Arch of Victory
Creator: López Ortero, Modesto
Creator: Bravo Sanfeliú, Pascual
Contributor: Comisión Permanente de la Junta de la Ciudad Universitaria
Date Created: 1956
Type: Monuments
Extent: 1 item
Geographic Region: Madrid, Spain
40.4167, -3.70358
The Arch of Victory in the Moncloa district of Madrid was erected to commemorate the Francoist victory in the Civil War. This triumphal arch, which explicitly recalls the Roman tradition of erecting such monuments to commemorate military conquests, is the centrepiece of an urban landscape remodelled to imprint the Francoist victory upon the fabric of this section of the city of Madrid. The arch itself was completed 1956, on the 20th anniversary of the military coup, although it was never officially inaugurated. Its Latin inscriptions celebrate the Francoist victory and the arch is topped with a statue of a chariot of Minerva.

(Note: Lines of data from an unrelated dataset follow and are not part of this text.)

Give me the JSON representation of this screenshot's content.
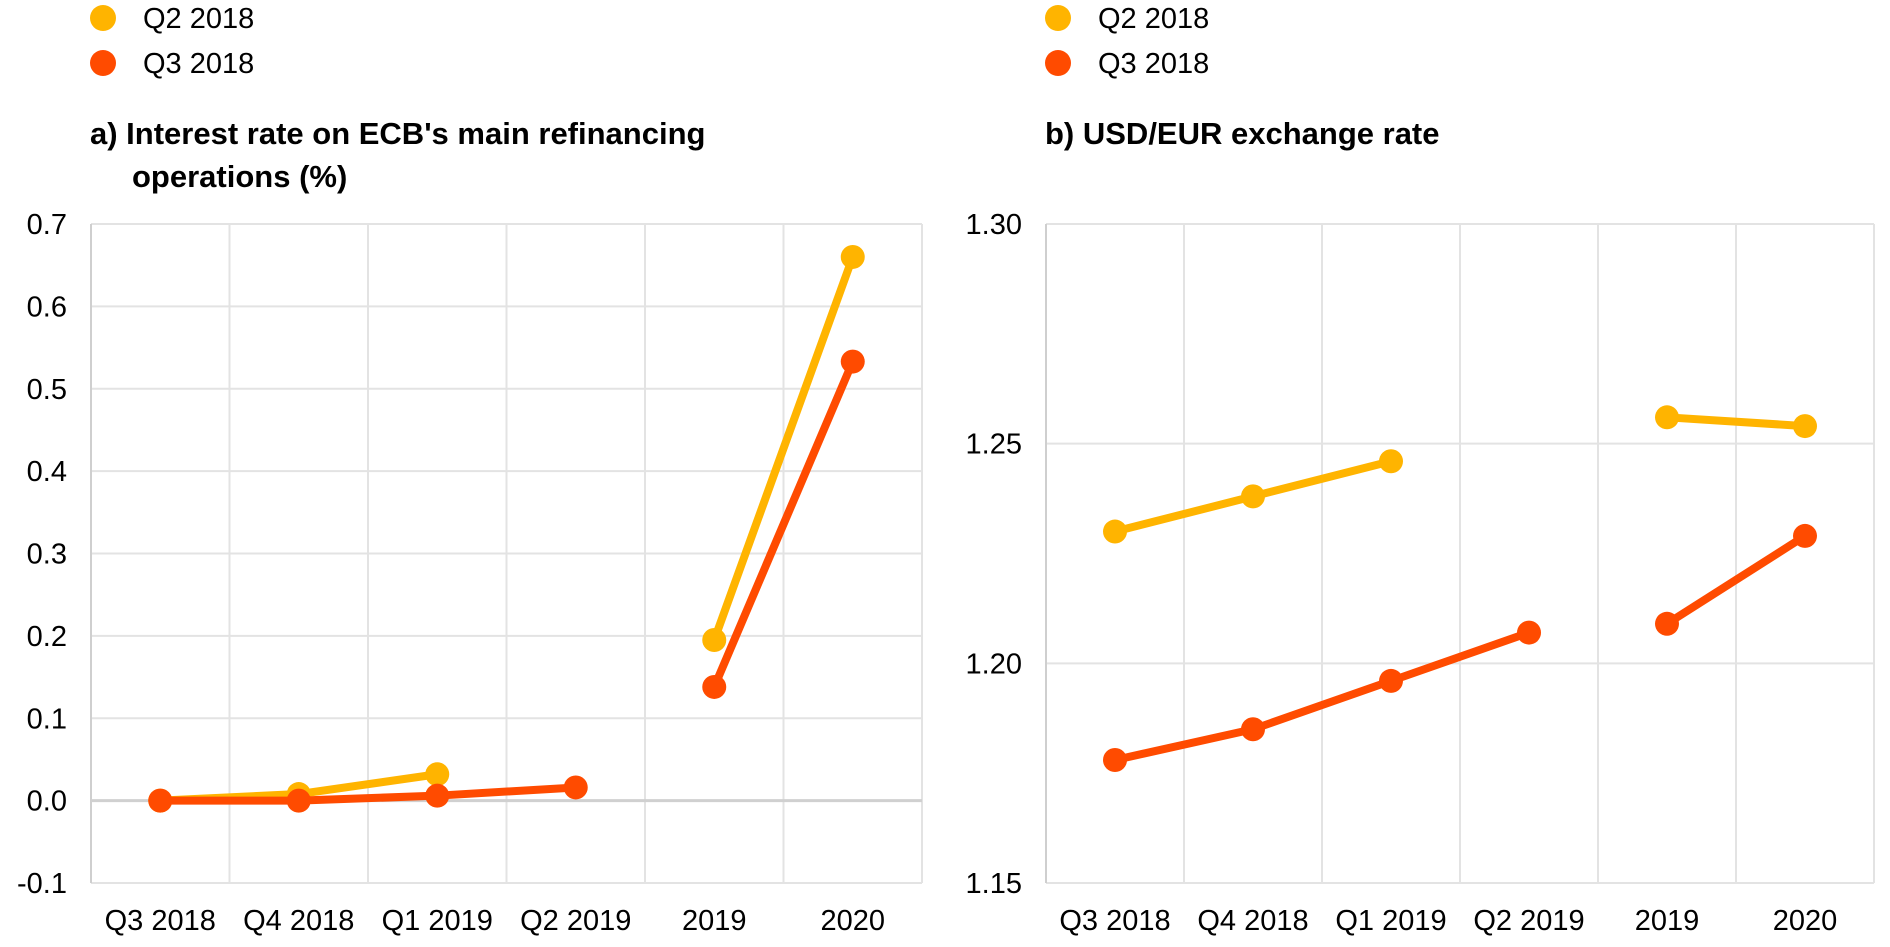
{
  "chart_data": [
    {
      "type": "line",
      "title_lines": [
        "a) Interest rate on ECB's main refinancing",
        "operations (%)"
      ],
      "categories": [
        "Q3 2018",
        "Q4 2018",
        "Q1 2019",
        "Q2 2019",
        "2019",
        "2020"
      ],
      "ylim": [
        -0.1,
        0.7
      ],
      "yticks": [
        "0.7",
        "0.6",
        "0.5",
        "0.4",
        "0.3",
        "0.2",
        "0.1",
        "0.0",
        "-0.1"
      ],
      "ytick_values": [
        0.7,
        0.6,
        0.5,
        0.4,
        0.3,
        0.2,
        0.1,
        0.0,
        -0.1
      ],
      "grid": true,
      "legend": "top-left",
      "series": [
        {
          "name": "Q2 2018",
          "color": "#FFB400",
          "segments": [
            [
              0,
              1,
              2
            ],
            [
              4,
              5
            ]
          ],
          "values": [
            0.0,
            0.008,
            0.032,
            null,
            0.195,
            0.66
          ]
        },
        {
          "name": "Q3 2018",
          "color": "#FF4B00",
          "segments": [
            [
              0,
              1,
              2,
              3
            ],
            [
              4,
              5
            ]
          ],
          "values": [
            0.0,
            0.0,
            0.006,
            0.016,
            0.138,
            0.533
          ]
        }
      ]
    },
    {
      "type": "line",
      "title_lines": [
        "b) USD/EUR exchange rate"
      ],
      "categories": [
        "Q3 2018",
        "Q4 2018",
        "Q1 2019",
        "Q2 2019",
        "2019",
        "2020"
      ],
      "ylim": [
        1.15,
        1.3
      ],
      "yticks": [
        "1.30",
        "1.25",
        "1.20",
        "1.15"
      ],
      "ytick_values": [
        1.3,
        1.25,
        1.2,
        1.15
      ],
      "grid": true,
      "legend": "top-left",
      "series": [
        {
          "name": "Q2 2018",
          "color": "#FFB400",
          "segments": [
            [
              0,
              1,
              2
            ],
            [
              4,
              5
            ]
          ],
          "values": [
            1.23,
            1.238,
            1.246,
            null,
            1.256,
            1.254
          ]
        },
        {
          "name": "Q3 2018",
          "color": "#FF4B00",
          "segments": [
            [
              0,
              1,
              2,
              3
            ],
            [
              4,
              5
            ]
          ],
          "values": [
            1.178,
            1.185,
            1.196,
            1.207,
            1.209,
            1.229
          ]
        }
      ]
    }
  ]
}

To the north west lies the University City. In the early 1930s, the construction of a series of faculty buildings had begun and by mid 1936 several, notably the Faculty of Medicine, were more or less completed. With the arrival of rebel troops in the outskirts of Madrid in November 1936, the University City became the front-line in the bloody battle for the capital. A month-long fight would see the destruction of many of the new buildings. Fighting was especially intense around the Medical Faculty, which still bears the scars of battle.

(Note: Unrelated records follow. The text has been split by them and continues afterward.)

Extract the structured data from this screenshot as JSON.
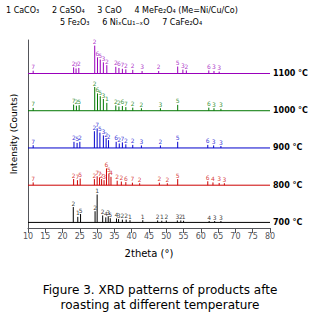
{
  "chart_data": {
    "type": "stem",
    "title": "Figure 3. XRD patterns of products afte",
    "subtitle": "roasting at different temperature",
    "xlabel": "2theta (°)",
    "ylabel": "Intensity (Counts)",
    "xlim": [
      10,
      80
    ],
    "xticks": [
      10,
      15,
      20,
      25,
      30,
      35,
      40,
      45,
      50,
      55,
      60,
      65,
      70,
      75,
      80
    ],
    "ylim": [
      -0.15,
      4.9
    ],
    "yticks": [],
    "grid": false,
    "tick_labels": "x",
    "annotations": [
      "1 CaCO₃     2 CaSO₄     3 CaO     4 MeFe₂O₄ (Me=Ni/Cu/Co)",
      "5 Fe₂O₃     6 NiₓCu₁₋ₓO     7 CaFe₂O₄"
    ],
    "series": [
      {
        "name": "700 °C",
        "color": "#000000",
        "baseline": 0,
        "x": [
          23.1,
          24.4,
          25.2,
          29.4,
          30.0,
          31.6,
          32.5,
          33.2,
          33.8,
          35.6,
          36.2,
          37.3,
          38.4,
          39.5,
          43.2,
          47.5,
          48.7,
          50.0,
          53.2,
          54.2,
          55.0,
          62.4,
          64.0,
          65.8
        ],
        "values": [
          0.4125,
          0.15,
          0.225,
          0.3,
          0.75,
          0.1875,
          0.135,
          0.165,
          0.1125,
          0.105,
          0.09,
          0.075,
          0.075,
          0.06,
          0.06,
          0.0525,
          0.045,
          0.0525,
          0.0525,
          0.0525,
          0.045,
          0.0375,
          0.0375,
          0.0375
        ],
        "labels": [
          "2",
          "1",
          "5",
          "2",
          "1",
          "2",
          "4",
          "3",
          "5",
          "4",
          "3",
          "2",
          "2",
          "1",
          "1",
          "2",
          "1",
          "2",
          "3",
          "2",
          "1",
          "4",
          "3",
          "3"
        ]
      },
      {
        "name": "800 °C",
        "color": "#cc0000",
        "baseline": 1,
        "x": [
          11.5,
          23.2,
          24.3,
          25.1,
          29.2,
          30.0,
          30.7,
          31.3,
          32.0,
          32.7,
          33.4,
          34.0,
          35.8,
          37.0,
          38.3,
          40.2,
          42.3,
          48.0,
          50.3,
          53.3,
          62.0,
          63.5,
          65.3,
          66.8
        ],
        "values": [
          1.075,
          1.165,
          1.135,
          1.18,
          1.165,
          1.24,
          1.21,
          1.165,
          1.135,
          1.45,
          1.315,
          1.225,
          1.12,
          1.0975,
          1.0825,
          1.0675,
          1.0525,
          1.0675,
          1.0525,
          1.165,
          1.105,
          1.075,
          1.06,
          1.0525
        ],
        "labels": [
          "7",
          "2",
          "7",
          "5",
          "2",
          "7",
          "7",
          "2",
          "3",
          "6",
          "5",
          "4",
          "2",
          "2",
          "6",
          "7",
          "2",
          "2",
          "2",
          "5",
          "6",
          "4",
          "3",
          "3"
        ]
      },
      {
        "name": "900 °C",
        "color": "#0000cc",
        "baseline": 2,
        "x": [
          11.5,
          23.3,
          24.2,
          25.0,
          29.2,
          30.0,
          30.8,
          31.8,
          32.6,
          33.3,
          35.5,
          36.4,
          37.3,
          38.3,
          40.3,
          42.8,
          48.3,
          53.3,
          62.0,
          63.7,
          65.8
        ],
        "values": [
          2.075,
          2.165,
          2.135,
          2.165,
          2.45,
          2.525,
          2.4125,
          2.3375,
          2.2625,
          2.21,
          2.165,
          2.12,
          2.15,
          2.0975,
          2.0825,
          2.0675,
          2.0675,
          2.165,
          2.0825,
          2.0675,
          2.0525
        ],
        "labels": [
          "7",
          "2",
          "5",
          "2",
          "2",
          "7",
          "5",
          "3",
          "2",
          "2",
          "6",
          "2",
          "7",
          "2",
          "2",
          "3",
          "2",
          "5",
          "6",
          "3",
          "3"
        ]
      },
      {
        "name": "1000 °C",
        "color": "#007700",
        "baseline": 3,
        "x": [
          11.5,
          23.2,
          24.0,
          24.8,
          29.3,
          30.1,
          30.9,
          31.8,
          32.8,
          35.4,
          36.3,
          37.3,
          38.3,
          40.3,
          42.8,
          48.3,
          53.3,
          62.3,
          63.8,
          65.8
        ],
        "values": [
          3.075,
          3.165,
          3.135,
          3.15,
          3.6375,
          3.465,
          3.39,
          3.315,
          3.21,
          3.1425,
          3.1125,
          3.1275,
          3.0975,
          3.0825,
          3.0675,
          3.0675,
          3.1575,
          3.0825,
          3.0675,
          3.0525
        ],
        "labels": [
          "7",
          "7",
          "2",
          "5",
          "2",
          "6",
          "5",
          "3",
          "1",
          "2",
          "2",
          "6",
          "7",
          "2",
          "2",
          "3",
          "5",
          "6",
          "3",
          "3"
        ]
      },
      {
        "name": "1100 °C",
        "color": "#9900bb",
        "baseline": 4,
        "x": [
          11.5,
          23.2,
          23.9,
          24.7,
          29.3,
          30.1,
          30.9,
          31.8,
          32.8,
          35.4,
          36.3,
          37.3,
          38.3,
          40.3,
          43.0,
          47.8,
          53.3,
          54.8,
          55.8,
          62.3,
          63.8,
          65.3
        ],
        "values": [
          4.075,
          4.165,
          4.135,
          4.15,
          4.75,
          4.435,
          4.375,
          4.3,
          4.225,
          4.18,
          4.15,
          4.1275,
          4.1125,
          4.0975,
          4.0675,
          4.0675,
          4.1875,
          4.105,
          4.0825,
          4.0825,
          4.0675,
          4.0525
        ],
        "labels": [
          "7",
          "2",
          "7",
          "2",
          "2",
          "6",
          "5",
          "3",
          "2",
          "2",
          "6",
          "7",
          "2",
          "2",
          "3",
          "2",
          "5",
          "3",
          "2",
          "6",
          "3",
          "3"
        ]
      }
    ]
  }
}
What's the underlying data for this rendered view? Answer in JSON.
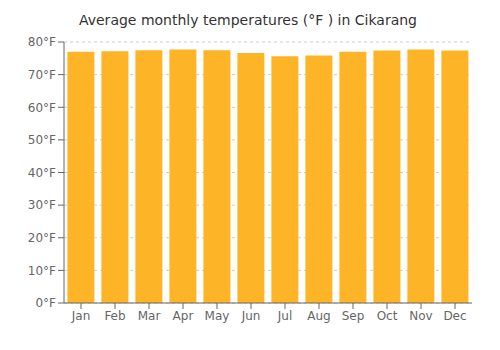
{
  "chart_data": {
    "type": "bar",
    "title": "Average monthly temperatures (°F ) in Cikarang",
    "categories": [
      "Jan",
      "Feb",
      "Mar",
      "Apr",
      "May",
      "Jun",
      "Jul",
      "Aug",
      "Sep",
      "Oct",
      "Nov",
      "Dec"
    ],
    "values": [
      77.0,
      77.2,
      77.5,
      77.7,
      77.5,
      76.6,
      75.6,
      75.9,
      77.0,
      77.4,
      77.7,
      77.4
    ],
    "color": "#FDB527",
    "ylim": [
      0,
      80
    ],
    "yticks": [
      {
        "value": 0,
        "label": "0°F"
      },
      {
        "value": 10,
        "label": "10°F"
      },
      {
        "value": 20,
        "label": "20°F"
      },
      {
        "value": 30,
        "label": "30°F"
      },
      {
        "value": 40,
        "label": "40°F"
      },
      {
        "value": 50,
        "label": "50°F"
      },
      {
        "value": 60,
        "label": "60°F"
      },
      {
        "value": 70,
        "label": "70°F"
      },
      {
        "value": 80,
        "label": "80°F"
      }
    ],
    "grid": true
  }
}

To the south of the current arch had stood Madrid’s Cárcel Modelo, which had opened in the late 19th Century. During the Civil War, the prison was controlled by the anarchist CNT militia. By August 1936, some 30 prisoners, many of them prominent military and political figures, had already been killed. A Popular Front Control Committee took charge of the prison shortly afterwards. At the time of the Nationalist advance on the city, the prison held thousands of political prisoners, many of them professional soldiers. It was feared that if the prison fell to the rebels, these military men, many of them senior officers, would quickly enrich the enemy army. Throughout November and December, between 2200 and 2500 civilian and military prisoners were transported to Paracuellos de Jarama, where they were shot and buried in mass graves. The prison was razed at the end of the war, and a new Air Ministry constructed in a style closely reminiscent of Felipe II’s Escorial Palace.

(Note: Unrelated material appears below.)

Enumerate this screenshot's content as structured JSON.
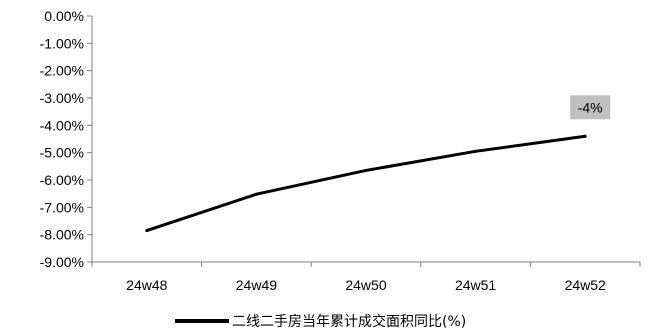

Today the Arch of Victory is in a poor state of repair, graffitied and with its future debated in the context of Spain’s greater attention to the implications of retaining inscriptions of the Francoist victory within the fabric of towns and cities. The Association for the Recovery of Historical Memory has suggested that the arch be resignified as a monument to the defence of Madrid. Novelist Antonio Muñoz Molina reimagined the ongoing construction of the nearby University City at the outbreak of the Civil War in 1936 in his novel, In the Night of Time. The novel’s protagonist is one of the architects involved in the campus design.